The Shepheards Calender Maye Eclogue

Edmund Spenser (1579) "Maye" is the first eclogue in Edmund Spenser's The Shepheardes Calender to focus on the politics of the Elizabethan church. (The other ecclesiastical eclogues are "Julye" and "September.") It is an allegorical dialogue between the two shepherds, Piers and Palinode, who are identified in the Argument as representations of Protestant and Catholic clerics. In this context, Catholic means priests who are considered superficially or insufficiently reformed by the more zealous Protestants whom Piers represents. Piers is not a Puritan, however.
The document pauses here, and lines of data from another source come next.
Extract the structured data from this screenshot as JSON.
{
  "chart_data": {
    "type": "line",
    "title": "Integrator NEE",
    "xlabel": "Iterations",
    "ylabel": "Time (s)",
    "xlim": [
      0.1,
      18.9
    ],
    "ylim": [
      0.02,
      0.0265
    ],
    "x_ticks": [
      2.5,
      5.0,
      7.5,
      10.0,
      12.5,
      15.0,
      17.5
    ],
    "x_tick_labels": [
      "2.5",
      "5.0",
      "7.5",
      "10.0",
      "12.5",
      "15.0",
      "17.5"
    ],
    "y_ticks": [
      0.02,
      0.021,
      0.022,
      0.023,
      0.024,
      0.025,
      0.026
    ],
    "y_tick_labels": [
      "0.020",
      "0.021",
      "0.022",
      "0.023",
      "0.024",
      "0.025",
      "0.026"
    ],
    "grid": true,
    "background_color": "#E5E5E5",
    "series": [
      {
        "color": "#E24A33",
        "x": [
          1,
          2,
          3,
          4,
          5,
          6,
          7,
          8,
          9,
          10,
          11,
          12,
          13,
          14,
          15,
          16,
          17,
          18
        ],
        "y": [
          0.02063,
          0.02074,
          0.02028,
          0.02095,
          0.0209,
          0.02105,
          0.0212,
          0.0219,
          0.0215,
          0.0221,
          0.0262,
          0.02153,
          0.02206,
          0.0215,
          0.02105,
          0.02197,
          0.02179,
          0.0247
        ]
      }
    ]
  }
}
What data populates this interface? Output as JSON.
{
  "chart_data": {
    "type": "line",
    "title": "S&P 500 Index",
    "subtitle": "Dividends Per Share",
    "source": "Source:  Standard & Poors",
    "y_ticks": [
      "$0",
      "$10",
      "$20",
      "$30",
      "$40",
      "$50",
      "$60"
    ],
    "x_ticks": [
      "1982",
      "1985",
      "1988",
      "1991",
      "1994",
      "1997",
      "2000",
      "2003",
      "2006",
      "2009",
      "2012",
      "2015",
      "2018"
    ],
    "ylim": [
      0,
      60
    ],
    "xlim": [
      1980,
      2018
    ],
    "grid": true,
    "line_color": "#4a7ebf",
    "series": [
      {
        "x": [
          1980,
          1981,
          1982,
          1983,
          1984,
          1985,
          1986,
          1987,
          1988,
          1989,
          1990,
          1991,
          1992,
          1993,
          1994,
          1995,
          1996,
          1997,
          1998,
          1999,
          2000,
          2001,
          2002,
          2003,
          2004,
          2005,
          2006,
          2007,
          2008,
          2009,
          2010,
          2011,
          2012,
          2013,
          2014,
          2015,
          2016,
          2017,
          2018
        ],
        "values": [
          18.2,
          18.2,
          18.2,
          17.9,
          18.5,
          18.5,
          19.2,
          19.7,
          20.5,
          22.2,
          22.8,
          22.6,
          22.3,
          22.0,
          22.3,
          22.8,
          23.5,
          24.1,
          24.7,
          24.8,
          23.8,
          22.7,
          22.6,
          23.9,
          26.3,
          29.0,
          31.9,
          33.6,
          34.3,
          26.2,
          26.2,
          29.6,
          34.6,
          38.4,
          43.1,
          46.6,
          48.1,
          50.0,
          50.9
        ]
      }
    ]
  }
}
Piers's name and speech evokes the Piers Plowman tradition, and especially The Plowman's Tale, which is connected to "Februarie." These other texts are as concerned as Piers is in "Maye" with "faytours" (i.e., "fakers"), or corrupt priests. Faytours is the term Piers uses to condemn the shepherds who are celebrating the season after Palinode describes them admiringly in sensuous detail. In Piers's view, these shepherds should be tending to their flocks, meaning those in their spiritual care. Palinode then accuses Piers of envy and argues against austerity: one must enjoy what is good in life while it lasts. Piers counters that shepherds must live for others, not themselves. Then he makes an appeal for returning to the practices of the early church when he suggests that inheritable lands and wealth have corrupted many shepherds and injured their flocks. Palinode is deeply angered by this last criticism, which he rejects as an absurd and divisive exaggeration. In his view, things are as they are and cannot be otherwise. Piers insists that the situation is inherently divisive: There are true and false shepherds, and they are as different as day and night. Piers's arguments are more intellectually developed and persuasive than Palinode's, but his cold, stoic temperament contrasts negatively with Palinode's colorful praise and enjoyment of the late spring landscape and festivities.

The eclogue concludes with Piers telling a variation of a traditional fable about a disguised fox who tricks and catches a young goat. This is intended as an allegory of the various foreign and domestic Roman Catholic threats to English Protestantism. Palinode seems to agree about the threat, but since he wants to tell the story in church to a potentially Roman Catholic priest or sympathizer, it is unlikely he has been persuaded to think as Piers does.